Bayangin, pemirsa! Plengsengan—yang mestinya jadi tameng buat warga dari amukan air—ternyata pondasinya dibuat dari… tanah liat! Iya, betul, TANAH. LIAT. Bukan beton, bukan batu kali, bukan juga pasir campur semen, tapi tanah liat kayak buat mainan anak PAUD. Lha kok ora gemeter sak jagad?
Banyuwangi Bumi Sunrise? Kok Kayak Proyek di Planet Mars!
“Ini bukan salah teknis, ini salah asuh!” ujar Mas Herman Sjahthi, seorang akademisi yang kalau ngomong bisa bikin tiang listrik mikir ulang buat berdiri. Menurut beliau, ini bukan cuma keteledoran. Ini sudah masuk kategori pengkhianatan nasional, setingkat drama politik minus setting istana.
Warga setempat yang tadinya berharap punya plengsengan kokoh, malah dikasih bonus pekerjaan bakti. Plengsengan ambrol, air nyeruduk ke mana-mana, akhirnya warga kudu patungan gotong royong ndandani. Lah, rakyat disuruh bayar pajak, disuruh sabar, disuruh kerja bakti pula? Ini gotong royong atau gotong rempong?

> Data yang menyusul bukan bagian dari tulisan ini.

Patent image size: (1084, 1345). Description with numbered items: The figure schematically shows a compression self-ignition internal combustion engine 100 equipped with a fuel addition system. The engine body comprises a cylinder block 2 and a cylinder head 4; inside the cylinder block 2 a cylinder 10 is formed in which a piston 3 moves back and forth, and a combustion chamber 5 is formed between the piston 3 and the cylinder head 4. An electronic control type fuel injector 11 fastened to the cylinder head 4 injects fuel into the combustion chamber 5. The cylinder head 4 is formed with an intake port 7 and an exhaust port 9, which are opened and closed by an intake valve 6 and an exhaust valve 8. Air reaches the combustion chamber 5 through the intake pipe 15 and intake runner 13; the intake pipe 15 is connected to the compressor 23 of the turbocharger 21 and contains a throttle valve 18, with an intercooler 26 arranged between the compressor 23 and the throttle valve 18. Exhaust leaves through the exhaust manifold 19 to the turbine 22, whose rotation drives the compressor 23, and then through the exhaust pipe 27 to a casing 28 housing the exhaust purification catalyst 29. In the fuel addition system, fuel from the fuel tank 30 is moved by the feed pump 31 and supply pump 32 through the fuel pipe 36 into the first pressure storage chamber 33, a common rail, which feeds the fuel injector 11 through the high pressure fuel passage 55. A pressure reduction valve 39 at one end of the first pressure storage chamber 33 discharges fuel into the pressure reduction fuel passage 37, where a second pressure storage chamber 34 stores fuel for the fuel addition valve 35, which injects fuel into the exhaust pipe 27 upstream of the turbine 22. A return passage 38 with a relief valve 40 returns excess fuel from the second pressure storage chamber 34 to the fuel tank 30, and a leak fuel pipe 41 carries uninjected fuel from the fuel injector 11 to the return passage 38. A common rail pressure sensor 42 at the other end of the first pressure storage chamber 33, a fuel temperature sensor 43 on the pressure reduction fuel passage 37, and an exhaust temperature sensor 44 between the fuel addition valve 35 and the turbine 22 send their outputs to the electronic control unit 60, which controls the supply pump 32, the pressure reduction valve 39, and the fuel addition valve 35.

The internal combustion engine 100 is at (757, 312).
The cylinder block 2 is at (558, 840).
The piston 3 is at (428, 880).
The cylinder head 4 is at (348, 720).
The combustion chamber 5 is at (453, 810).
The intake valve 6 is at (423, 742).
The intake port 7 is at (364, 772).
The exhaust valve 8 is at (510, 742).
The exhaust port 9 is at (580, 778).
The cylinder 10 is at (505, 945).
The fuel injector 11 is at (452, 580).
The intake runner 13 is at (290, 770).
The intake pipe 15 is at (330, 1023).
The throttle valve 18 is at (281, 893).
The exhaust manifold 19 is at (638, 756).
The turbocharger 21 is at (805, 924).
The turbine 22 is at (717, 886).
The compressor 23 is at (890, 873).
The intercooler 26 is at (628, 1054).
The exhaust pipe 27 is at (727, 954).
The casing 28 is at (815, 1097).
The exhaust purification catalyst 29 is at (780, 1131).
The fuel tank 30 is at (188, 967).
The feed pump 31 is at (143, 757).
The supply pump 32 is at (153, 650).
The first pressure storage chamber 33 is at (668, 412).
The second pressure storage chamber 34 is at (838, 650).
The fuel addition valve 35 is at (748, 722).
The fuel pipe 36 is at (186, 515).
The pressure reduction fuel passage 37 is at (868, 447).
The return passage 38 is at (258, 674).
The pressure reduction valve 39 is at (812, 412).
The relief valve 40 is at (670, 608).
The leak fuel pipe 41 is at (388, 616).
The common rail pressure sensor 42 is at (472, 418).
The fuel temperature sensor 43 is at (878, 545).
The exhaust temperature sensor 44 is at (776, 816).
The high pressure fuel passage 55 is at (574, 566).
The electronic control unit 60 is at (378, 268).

CV Siluman dan Dinas Cuci Tangan
Mas Herman dengan penuh cinta tanah air menyentil bahwa pemberian proyek ke CV asal comot itu ibarat nyuruh kambing jagain ladang. “Dinasnya juga hebat, jadi stempel, bukan pengawas!” katanya. Kalau pengawasan model begini terus jalan, jangan heran kalau proyek-proyek berikutnya pakai bahan kertas semen atau daun pisang.
Kenapa bisa lolos? Ya karena sistem lelangnya didesain kayak sinetron. Ada konflik, ada aktor licik, tapi ending-nya selalu dimaafkan. Semua bisa diatur, asal ada ‘surat cinta’ dari pihak-pihak tertentu. Akibatnya, proyek-proyek jadi ajang uji kreativitas akal-akalan.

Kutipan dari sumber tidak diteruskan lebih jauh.